Malgré ces difficultés, un moment précis l’a profondément marquée. Très jeune, son fils lui lance : "C'est de l'ironie, maman." Une remarque inattendue qui révèle une grande finesse de compréhension. Pour l’actrice, cette capacité a été source de fierté et d’apaisement.
L’humour et la transmission, au cœur de son éducation
Dans cette expérience, Audrey Fleurot a trouvé une ligne directrice pour l’éducation de son fils. Elle accorde une place centrale à l’humour, qu’elle considère comme essentiel pour avancer. "L'humour est comme un bouclier. Comme le fait de beaucoup travailler aussi, parce qu'il est quelquefois plus simple d'évoluer dans la fiction que dans la réalité." Cette vision influence directement la manière dont elle accompagne son fils au quotidien.

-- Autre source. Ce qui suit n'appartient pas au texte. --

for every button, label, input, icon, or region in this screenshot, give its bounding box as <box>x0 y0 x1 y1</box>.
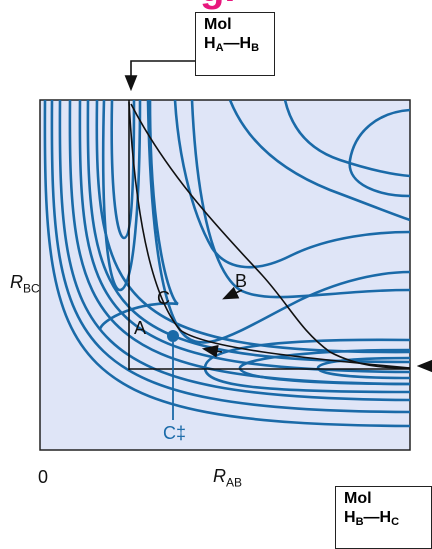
molecule-box-ab: Mol HA—HB <box>195 12 275 76</box>
contour-line <box>78 100 410 374</box>
path-label-b: B <box>235 271 248 291</box>
origin-label: 0 <box>38 467 49 487</box>
contour-line <box>203 338 410 394</box>
reaction-paths <box>128 101 411 369</box>
contour-line <box>238 348 410 386</box>
transition-state-dot <box>167 330 179 342</box>
arrow-path-b <box>222 286 243 300</box>
contour-line <box>173 100 410 269</box>
contour-line <box>98 100 179 331</box>
molecule-box-ab-title: Mol <box>204 16 232 33</box>
path-label-a: A <box>134 318 147 338</box>
contour-line <box>146 100 410 344</box>
contour-line <box>43 100 410 428</box>
path-b <box>130 103 411 369</box>
contour-line <box>101 100 142 292</box>
title-fragment: g. <box>200 0 236 11</box>
contour-line <box>348 108 410 198</box>
contour-line <box>228 100 410 222</box>
y-axis-label: RBC <box>10 272 40 296</box>
molecule-box-bc: Mol HB—HC <box>335 486 432 549</box>
molecule-box-bc-title: Mol <box>344 490 372 507</box>
contour-line <box>50 100 410 414</box>
transition-state-label: C‡ <box>163 423 187 443</box>
path-label-c: C <box>157 288 170 308</box>
contour-line <box>95 100 410 354</box>
contour-line <box>86 100 410 364</box>
contour-line <box>58 100 410 402</box>
contour-line <box>316 356 410 380</box>
contour-line <box>190 100 410 299</box>
path-a <box>128 101 411 369</box>
molecule-box-bc-formula: HB—HC <box>344 509 400 528</box>
contour-line <box>283 100 410 178</box>
entry-arrow-top <box>124 60 195 92</box>
x-axis-label: RAB <box>213 466 243 490</box>
arrow-path-a <box>201 344 223 358</box>
molecule-box-ab-formula: HA—HB <box>204 35 260 54</box>
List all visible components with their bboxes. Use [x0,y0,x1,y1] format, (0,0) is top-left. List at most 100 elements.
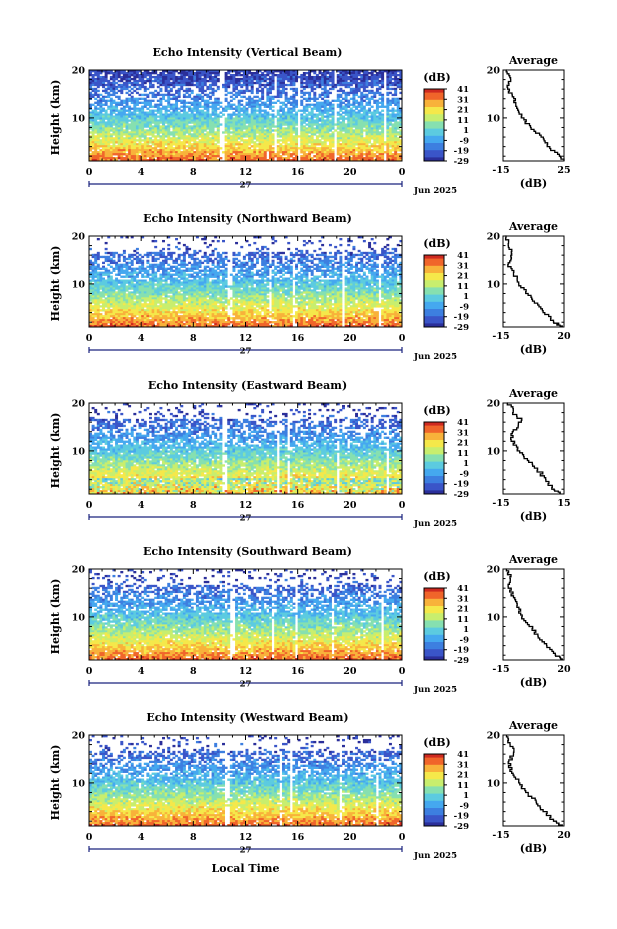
heatmap-cell [329,252,332,254]
heatmap-cell [379,102,382,104]
heatmap-cell [300,96,303,98]
heatmap-cell [97,104,100,106]
heatmap-cell [266,248,269,250]
heatmap-cell [126,149,129,151]
heatmap-cell [350,98,353,100]
heatmap-cell [363,96,366,98]
heatmap-cell [240,74,243,76]
heatmap-cell [246,90,249,92]
heatmap-cell [282,153,285,155]
heatmap-cell [326,72,329,74]
x-tick-label: 20 [343,167,357,178]
heatmap-cell [274,74,277,76]
heatmap-cell [311,104,314,106]
heatmap-cell [243,258,246,260]
heatmap-cell [149,86,152,88]
heatmap-cell [316,254,319,256]
heatmap-cell [269,92,272,94]
heatmap-cell [128,86,131,88]
heatmap-cell [154,80,157,82]
heatmap-cell [365,98,368,100]
heatmap-cell [188,90,191,92]
heatmap-cell [363,90,366,92]
heatmap-cell [261,248,264,250]
heatmap-cell [131,102,134,104]
heatmap-cell [371,106,374,108]
heatmap-cell [261,84,264,86]
heatmap-cell [368,92,371,94]
heatmap-cell [319,143,322,145]
heatmap-cell [112,94,115,96]
heatmap-cell [141,94,144,96]
heatmap-cell [115,110,118,112]
heatmap-cell [347,86,350,88]
heatmap-cell [110,78,113,80]
heatmap-cell [358,78,361,80]
heatmap-cell [246,98,249,100]
heatmap-cell [193,84,196,86]
heatmap-cell [334,100,337,102]
heatmap-cell [287,242,290,244]
heatmap-cell [152,106,155,108]
heatmap-cell [178,258,181,260]
heatmap-cell [337,100,340,102]
heatmap-cell [358,90,361,92]
heatmap-cell [256,92,259,94]
heatmap-cell [204,94,207,96]
heatmap-cell [266,100,269,102]
heatmap-cell [193,110,196,112]
heatmap-cell [292,90,295,92]
heatmap-cell [188,256,191,258]
heatmap-cell [112,123,115,125]
heatmap-cell [259,86,262,88]
heatmap-cell [324,96,327,98]
heatmap-cell [347,244,350,246]
heatmap-cell [115,88,118,90]
heatmap-cell [274,155,277,157]
heatmap-cell [373,258,376,260]
heatmap-cell [118,157,121,159]
heatmap-cell [266,106,269,108]
colorbar-tick-label: 1 [463,126,469,136]
heatmap-cell [110,254,113,256]
heatmap-cell [248,90,251,92]
heatmap-cell [337,106,340,108]
heatmap-cell [209,80,212,82]
heatmap-cell [157,258,160,260]
heatmap-cell [167,248,170,250]
heatmap-cell [347,94,350,96]
heatmap-cell [389,123,392,125]
heatmap-cell [358,254,361,256]
heatmap-cell [186,252,189,254]
heatmap-cell [329,80,332,82]
heatmap-cell [118,98,121,100]
heatmap-cell [347,106,350,108]
x-tick-label: 16 [291,167,305,178]
heatmap-cell [123,252,126,254]
heatmap-cell [201,92,204,94]
heatmap-cell [287,84,290,86]
heatmap-cell [238,254,241,256]
heatmap-cell [256,110,259,112]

Elle insiste également sur ses priorités éducatives, qui vont bien au-delà des performances scolaires. "Qu'il soit drôle et bien élevé est presque plus important que ses études. Il faut qu'il soit bien dans ses baskets évidemment, mais je serais triste de ne pas partager l'humour avec lui." Entre tournages et vie de famille, l’actrice continue d’adapter son organisation. Elle confie d’ailleurs : "Je l'ai beaucoup emmené sur les tournages cette année", preuve d’un quotidien où les deux univers se croisent en permanence.